Reasons for Penalty Decision
The Panel understands that the penalty ordered should protect the public and enhance public confidence in the ability of the College to regulate nurses. This is achieved through a penalty that addresses specific deterrence, general deterrence and, where appropriate, rehabilitation and remediation. The Panel also considered the penalty in light of the principle that joint submissions should not be interfered with lightly.
The Panel concluded that the proposed penalty is reasonable and in the public interest. The Member has co-operated with the College and, by agreeing to the facts and a proposed penalty, has accepted responsibility.

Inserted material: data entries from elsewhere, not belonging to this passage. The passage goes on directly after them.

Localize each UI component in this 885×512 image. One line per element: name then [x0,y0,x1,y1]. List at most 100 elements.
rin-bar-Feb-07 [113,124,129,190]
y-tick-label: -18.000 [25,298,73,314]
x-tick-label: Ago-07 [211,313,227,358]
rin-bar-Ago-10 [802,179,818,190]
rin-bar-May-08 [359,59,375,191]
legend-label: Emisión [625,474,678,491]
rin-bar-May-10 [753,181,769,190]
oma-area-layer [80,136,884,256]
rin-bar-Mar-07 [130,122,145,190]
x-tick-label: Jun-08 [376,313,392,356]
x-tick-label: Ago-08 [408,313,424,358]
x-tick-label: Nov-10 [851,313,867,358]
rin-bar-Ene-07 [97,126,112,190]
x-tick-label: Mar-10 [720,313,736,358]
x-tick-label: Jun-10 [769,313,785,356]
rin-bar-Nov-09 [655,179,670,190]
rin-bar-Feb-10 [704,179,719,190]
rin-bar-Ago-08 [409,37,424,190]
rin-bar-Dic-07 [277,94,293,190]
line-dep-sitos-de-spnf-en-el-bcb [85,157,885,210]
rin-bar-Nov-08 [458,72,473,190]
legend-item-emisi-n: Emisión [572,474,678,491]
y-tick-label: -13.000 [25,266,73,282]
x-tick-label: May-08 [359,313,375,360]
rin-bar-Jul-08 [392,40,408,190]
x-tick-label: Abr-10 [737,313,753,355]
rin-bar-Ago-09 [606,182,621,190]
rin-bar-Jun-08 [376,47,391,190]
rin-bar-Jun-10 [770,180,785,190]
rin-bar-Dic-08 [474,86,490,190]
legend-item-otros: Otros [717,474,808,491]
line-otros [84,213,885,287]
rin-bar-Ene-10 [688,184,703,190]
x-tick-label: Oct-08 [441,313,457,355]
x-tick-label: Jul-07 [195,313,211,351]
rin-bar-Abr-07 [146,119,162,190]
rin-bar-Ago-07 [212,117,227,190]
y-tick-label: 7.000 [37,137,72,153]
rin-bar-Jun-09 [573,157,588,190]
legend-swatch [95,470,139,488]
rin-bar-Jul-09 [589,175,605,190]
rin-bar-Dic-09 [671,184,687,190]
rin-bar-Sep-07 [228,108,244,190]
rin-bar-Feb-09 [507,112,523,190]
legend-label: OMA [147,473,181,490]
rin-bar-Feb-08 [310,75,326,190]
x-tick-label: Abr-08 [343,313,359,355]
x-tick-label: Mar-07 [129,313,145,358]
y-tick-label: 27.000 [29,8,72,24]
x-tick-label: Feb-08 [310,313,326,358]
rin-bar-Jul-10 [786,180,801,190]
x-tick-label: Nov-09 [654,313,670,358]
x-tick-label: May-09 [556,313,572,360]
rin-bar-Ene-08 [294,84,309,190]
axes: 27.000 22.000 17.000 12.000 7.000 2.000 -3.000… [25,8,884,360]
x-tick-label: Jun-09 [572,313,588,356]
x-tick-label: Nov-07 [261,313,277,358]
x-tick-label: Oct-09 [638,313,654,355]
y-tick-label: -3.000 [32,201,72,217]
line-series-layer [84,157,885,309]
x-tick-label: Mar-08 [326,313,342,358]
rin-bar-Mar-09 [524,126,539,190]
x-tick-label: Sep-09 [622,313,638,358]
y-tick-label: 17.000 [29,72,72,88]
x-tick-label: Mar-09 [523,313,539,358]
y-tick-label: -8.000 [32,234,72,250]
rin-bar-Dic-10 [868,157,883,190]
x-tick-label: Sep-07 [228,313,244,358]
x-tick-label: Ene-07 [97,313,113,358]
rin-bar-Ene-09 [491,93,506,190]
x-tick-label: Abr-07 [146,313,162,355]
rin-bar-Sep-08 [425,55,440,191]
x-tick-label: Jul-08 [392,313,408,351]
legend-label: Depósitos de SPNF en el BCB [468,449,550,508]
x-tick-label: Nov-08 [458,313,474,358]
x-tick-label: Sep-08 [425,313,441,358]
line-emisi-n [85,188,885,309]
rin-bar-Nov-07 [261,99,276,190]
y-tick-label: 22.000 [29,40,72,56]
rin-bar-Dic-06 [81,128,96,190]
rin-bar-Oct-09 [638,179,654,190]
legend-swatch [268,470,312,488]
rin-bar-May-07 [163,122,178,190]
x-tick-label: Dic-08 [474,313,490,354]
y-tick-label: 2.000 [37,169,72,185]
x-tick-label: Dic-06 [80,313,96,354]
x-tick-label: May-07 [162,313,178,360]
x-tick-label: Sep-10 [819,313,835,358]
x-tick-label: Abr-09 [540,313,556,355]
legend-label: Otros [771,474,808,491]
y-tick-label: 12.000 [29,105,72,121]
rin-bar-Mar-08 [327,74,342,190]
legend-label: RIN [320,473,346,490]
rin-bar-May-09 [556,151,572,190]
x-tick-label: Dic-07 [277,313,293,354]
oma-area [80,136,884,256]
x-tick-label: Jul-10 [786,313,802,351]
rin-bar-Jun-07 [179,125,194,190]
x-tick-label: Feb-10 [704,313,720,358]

The Panel finds that the penalty satisfies the principles of specific and general deterrence, rehabilitation and remediation, and public protection. Specific deterrence is achieved through the oral reprimand and the 3-month suspension of the Member’s certificate of registration. General deterrence is achieved through the 3-month suspension of the Member’s certificate of registration. Rehabilitation and remediation is achieved through the 2 meetings with a Regulatory Expert and participation in the next available Quality Assurance program cycle.
The penalty is also in line with what has been ordered in previous cases in similar circumstances.
I, Mary MacNeil, RN, sign this decision and reasons for the decision as Chairperson of this Discipline panel and on behalf of the members of the Discipline panel.